Yes Robin and Mike it will definitely be a one piece wing!
Robin please share your tricks here or send me a link, because I also hate to fiddle with small bolts and loose air time ...
Sep 30, 2016, 11:05 AM
Slip the surly bonds...
Sopwith Mike's Avatar
I do use nylon bolts for the main wing attachment. I also have struts which are attached using 3mm bolts into captive nuts. The bolts only have to be undone a couple of turns to release the strut ends, so no worries about losing them. I also provided a hard point for the eventual fitting of floats, but never got round to it. Don't forget the under-fin!
Sep 30, 2016, 11:43 AM
Registered User
Thank you Mike! After your crash repair did you change the split flaps? The ones I see on WJ358 look very realistic, are these built with same technique as in your log?
Also I read a lot about the issues you are addressing with the fuselage.
I start to realize what you mean be closely examining fuselage photos from the full size plane.
I think I can start with the two sides level on the board and then try to approach the real aircraft by varying the sizes of the cross sticks. What do you think?
Sep 30, 2016, 12:11 PM
Registered User
T: 3:00
Up above there is a stopwatch counting for this build.
My rough estimate is that 250 hours will be enough.
Already three hours though, and I did not touch the woods.
I need to complete the construction of the fuselage in my brain before I cut any woods.
It is funny that frame fuselages look so simple and easy, till you need to get started!!!
Sep 30, 2016, 12:54 PM
Slip the surly bonds...
Sopwith Mike's Avatar
The flaps on the Army one are dummy ones. I've never ever needed to slow down more than the plane will fly, but I have to admit that a steeper landing approach might be useful in a smaller flying field.

The real fuselage is quite complex. But I've stood next to Ivan's Auster and not seen anything "wrong" except the very forward undercarriage, which mine also has.

But mine has never tipped on its nose!
Sep 30, 2016, 01:35 PM
...design-build-fly-publish...
eye4wings's Avatar
I suppose even if you have settled on the one piece wing as drawn by Ivan others may like touse a different method, so I'll try to explain it here.
As I said it was used on the Zenair (which Mike may well remember flying very briefly and twitchily at Strawberry field!) but it is a very similar aircraft and the method would transfer easily.

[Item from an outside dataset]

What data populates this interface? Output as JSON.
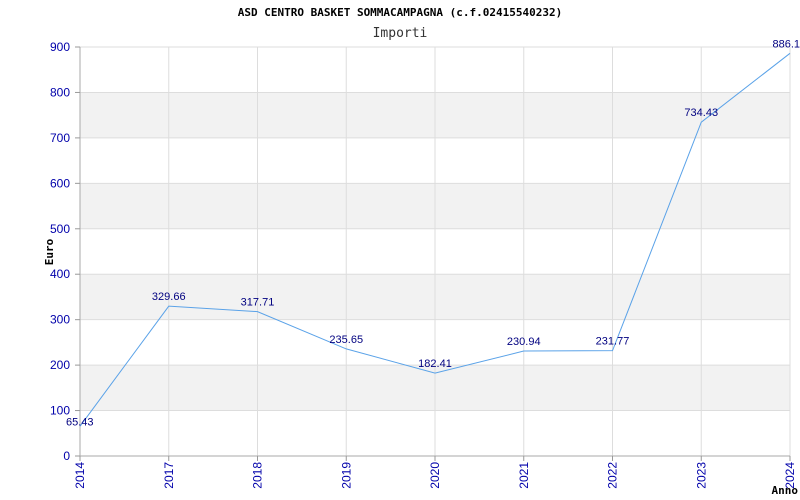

As anybody into aircraft will be aware most aircraft have the wings removable from the fuselage after undoing the bolts that hold them in place so the one piece wing is a method peculiar to modelers. It is a tradition - and therefore to my rebellious mind open to questioning. Bolts are not on my favourites list as they can get lost. I therefore came up with the loop and pin system which uses a thin wire loop attached to the cabane that lays next to a similar loop firmly bonded to each of the two spars in the wing and allows a wire pin to be inserted from the leading edge of the wing through the main spar loops, guided to its rear spar loops by a length of brass tube thus making the connection.
The wire pin is the next gauge up from the loop wire (can be 18 or 20swg) and has a slight bend between the loop positions that gives friction sufficient to hold it in place inside the tube.
This sorts out the wing root positions.

The Struts are permanently fixed to their wings - four connection points each via a right angle bend in the wires with their tails sitting in the centre of the spars and glued solid. The forward and rear spars are joined together with the forward on projecting far enough to have two right-angle bends in it, one downwards and the further one bending forwards.

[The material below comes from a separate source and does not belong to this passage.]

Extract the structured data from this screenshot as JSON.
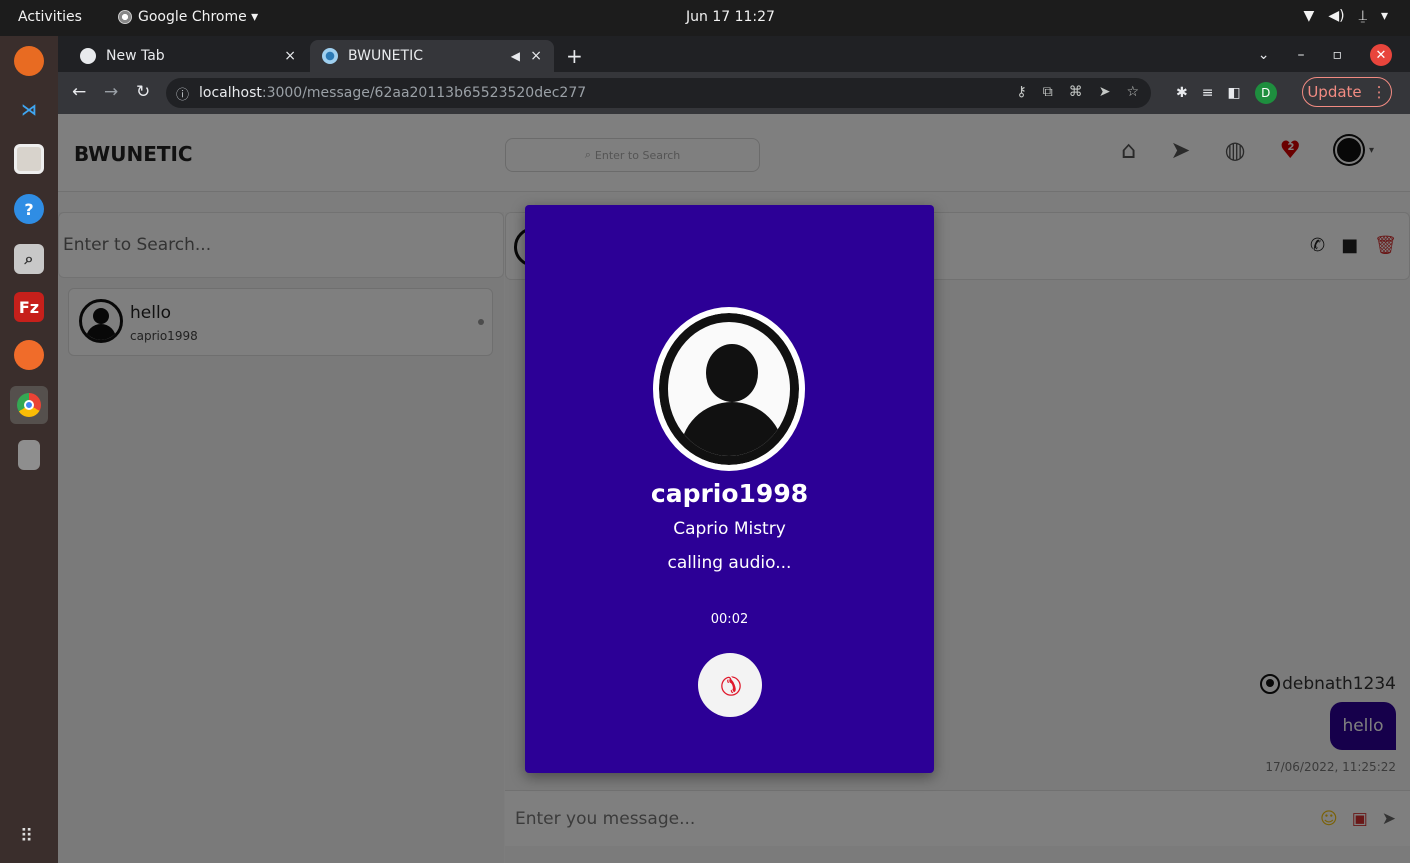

There is an attachment bracket /hard point glued into the fuselage floor through which the strut wire fits. To attach the wing to the fuselage place the wing on the ground with leading edge down, locate the end of this wire in its hole and let it drop in then rotate the wing back in position so the stut drops again through its hole. The strut needs no other fixing.
Now locate the wing so the loops in the fuselage locate in the wing root and with a little pressure on the tip withdraw the fixing pin from its tube guide. You will feel the wing settle onto the pins. Now reinsert the pin and push fully home. Test that the pin has caught both loops and you're ready to fly. The only part that could get lost is the wire pin which is 7 or 8 inches long and is in the hand for only seconds.

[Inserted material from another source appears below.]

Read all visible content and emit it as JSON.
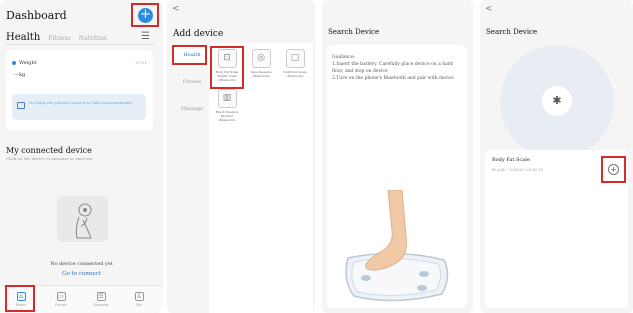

The only other disadvantage I have found is that since the wings are permanently connected to their strut system, storage and transport is trickier to avoid the struts puncturing other model coverings.

I hope the photos below go some way to clarifying the description above.

Robin
Oct 01, 2016, 08:33 AM
Registered User
Thank you for sharing Robin! I have never seen such a system, it is very interesting.
Oct 01, 2016, 10:57 AM
...design-build-fly-publish...
eye4wings's Avatar
Thanks Ari,
It is closer to the full size practise than most of us get and very lightweight because it saves the structural weight we might have to use to make a one-piece wing with only cosmetic struts practical.
As a designer that is important to me.
I have been developing the system over the years and most of my models now use the loop and pin system for on field airframe connections because it is quick to assemble .

Robin
Oct 01, 2016, 11:32 AM
Registered User
LukeZ's Avatar
Good luck with the build Ari, I've added it to the thread list. I'm sure 250 hours from now you will have a terrific model no matter what. But I also remember very well how many hours can be spent staring at the plan!